Investors should also consider pursuing net value add within asset classes in a very targeted way, based on their own strong competitive advantage or that of their partners. Today we believe that a competitive advantage in navigating stressed economic environments combined with unprecedented public policy actions will give well-positioned investors an opportunity to outperform.

While the S&P has bounced back considerably from its March low, we do not see global economic growth returning to pre-March 2020 levels this year. Some effects of the COVID-19 crisis are certain to be felt well into 2021, if not longer.

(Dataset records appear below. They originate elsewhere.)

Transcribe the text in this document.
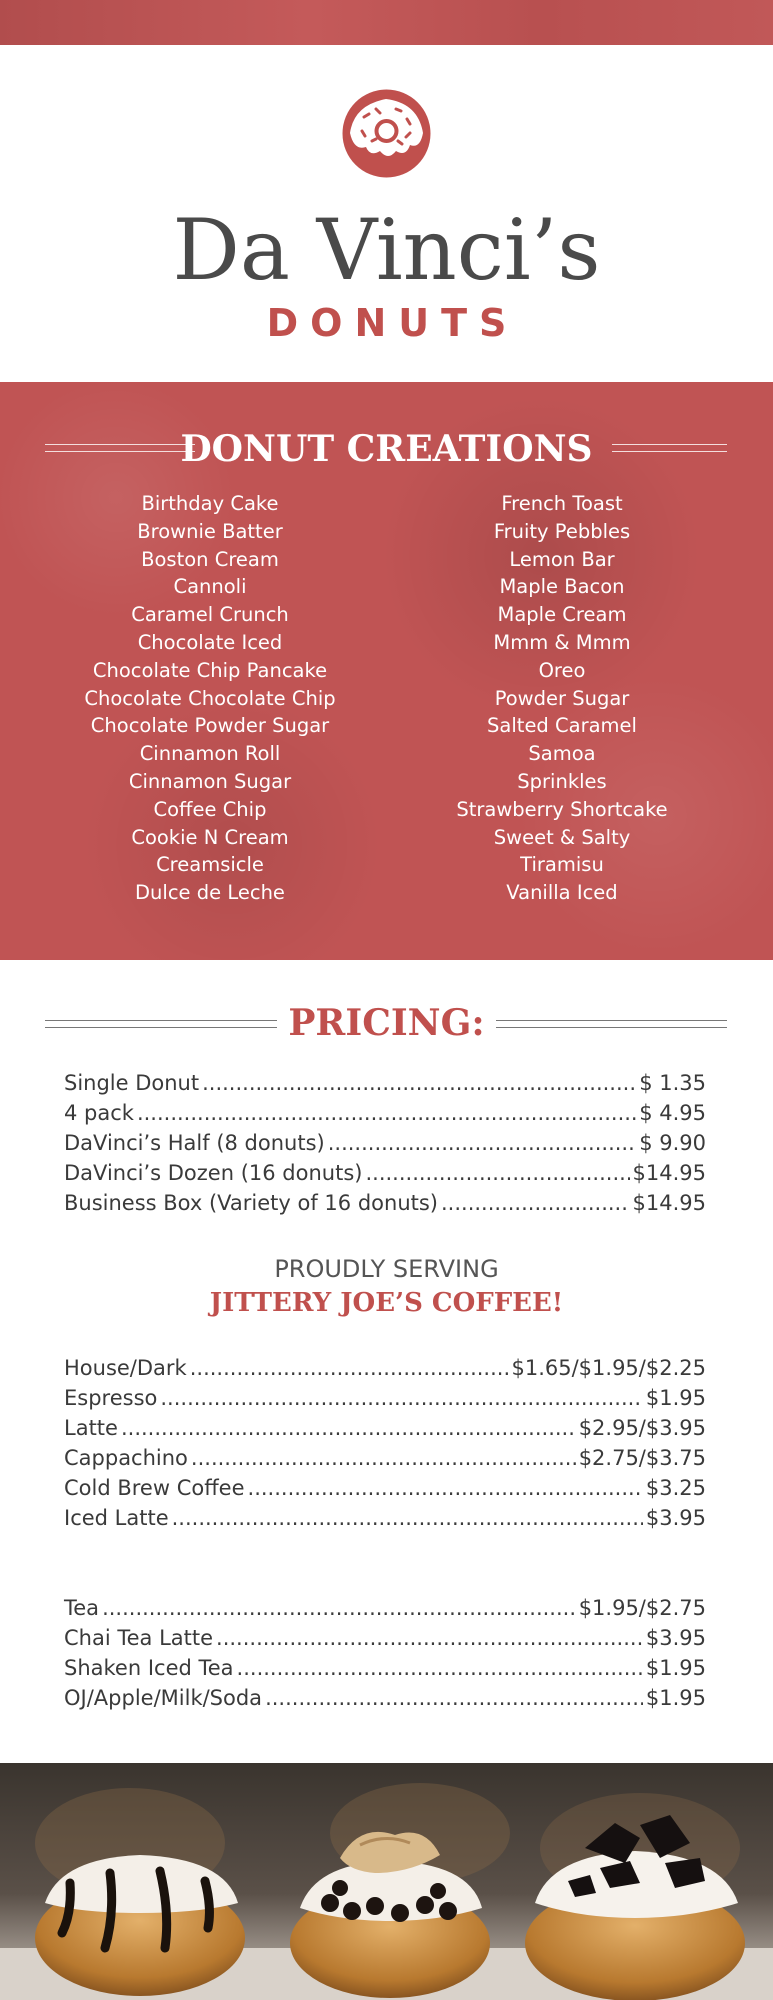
Da Vinci’s
DONUTS
DONUT CREATIONS
Birthday Cake
Brownie Batter
Boston Cream
Cannoli
Caramel Crunch
Chocolate Iced
Chocolate Chip Pancake
Chocolate Chocolate Chip
Chocolate Powder Sugar
Cinnamon Roll
Cinnamon Sugar
Coffee Chip
Cookie N Cream
Creamsicle
Dulce de Leche
French Toast
Fruity Pebbles
Lemon Bar
Maple Bacon
Maple Cream
Mmm & Mmm
Oreo
Powder Sugar
Salted Caramel
Samoa
Sprinkles
Strawberry Shortcake
Sweet & Salty
Tiramisu
Vanilla Iced
PRICING:
Single Donut .....	$ 1.35
4 pack .....	$ 4.95
DaVinci’s Half (8 donuts) .....	$ 9.90
DaVinci’s Dozen (16 donuts) .....	$14.95
Business Box (Variety of 16 donuts) .....	$14.95
PROUDLY SERVING
JITTERY JOE’S COFFEE!
House/Dark .....	$1.65/$1.95/$2.25
Espresso .....	$1.95
Latte .....	$2.95/$3.95
Cappachino .....	$2.75/$3.75
Cold Brew Coffee .....	$3.25
Iced Latte .....	$3.95
Tea .....	$1.95/$2.75
Chai Tea Latte .....	$3.95
Shaken Iced Tea .....	$1.95
OJ/Apple/Milk/Soda .....	$1.95
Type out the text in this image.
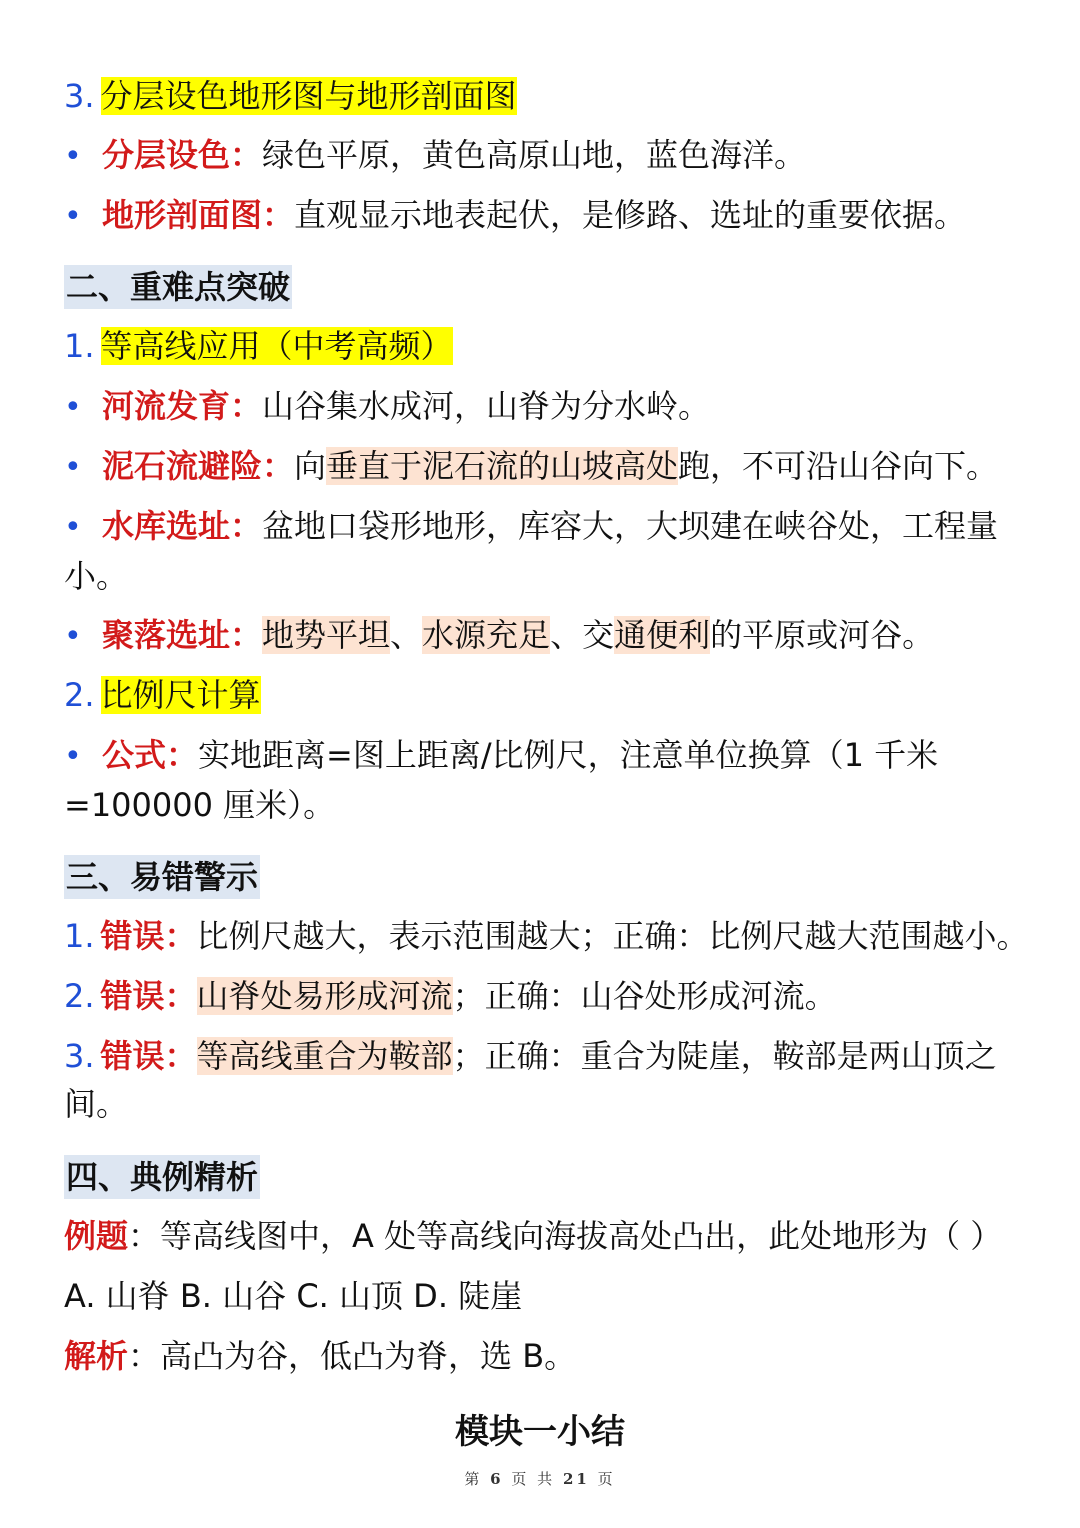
3. 分层设色地形图与地形剖面图
• 分层设色：绿色平原，黄色高原山地，蓝色海洋。
• 地形剖面图：直观显示地表起伏，是修路、选址的重要依据。
二、重难点突破
1. 等高线应用（中考高频）
• 河流发育：山谷集水成河，山脊为分水岭。
• 泥石流避险：向垂直于泥石流的山坡高处跑，不可沿山谷向下。
• 水库选址：盆地口袋形地形，库容大，大坝建在峡谷处，工程量小。
• 聚落选址：地势平坦、水源充足、交通便利的平原或河谷。
2. 比例尺计算
• 公式：实地距离=图上距离/比例尺，注意单位换算（1 千米 =100000 厘米）。
三、易错警示
1. 错误：比例尺越大，表示范围越大；正确：比例尺越大范围越小。
2. 错误：山脊处易形成河流；正确：山谷处形成河流。
3. 错误：等高线重合为鞍部；正确：重合为陡崖，鞍部是两山顶之间。
四、典例精析
例题：等高线图中，A 处等高线向海拔高处凸出，此处地形为（ ）
A. 山脊 B. 山谷 C. 山顶 D. 陡崖
解析：高凸为谷，低凸为脊，选 B。
模块一小结
第 6 页 共 21 页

This investment environment is made more complex by the extraordinary fiscal and monetary policy intervention that governments have taken to contain COVID-19. Governments have lowered policy interest rates, established direct lending facilities for businesses and direct wage subsidies for workers, pressured banks to lower consumer credit card rates, intervened in the debt capital markets and agreed to bail out certain industries. The speed, breadth and magnitude of these actions are unprecedented. Market volatility is incredibly high in this environment and opportunities may not persist.

Generating outperformance over the near to medium term therefore requires expertise operating in a stressed economic environment, combined with expertise in understanding the potential effects of unprecedented government intervention.

Our View on the Big Trends

Powerful trends were underway before COVID-19 (e.g., a lower-for-longer rate environment, deceleration in globalization, ongoing central bank involvement in capital markets, dominance of larger companies, increased online commerce and a shift to remote working). Investors now need to consider how these trends may accelerate, and where the risks and opportunities lie.

Before the COVID-19 outbreak, demographic trends in the largest economies and high corporate and individual indebtedness, among other factors, seemed very likely to suppress interest rates and future returns from most asset classes. We believe that the economic downturn resulting from COVID-19 will result in lower economic growth for some time and inflict real economic damage on many companies and industries.

Slowing globalization began before the COVID-19 outbreak. This trend may accelerate as some governments have closed borders to contain the virus, and companies and countries are assessing supply chain vulnerabilities.

Investors might not accurately predict the speed or full impact of these trends, but we must keep a careful eye on them, and position accordingly.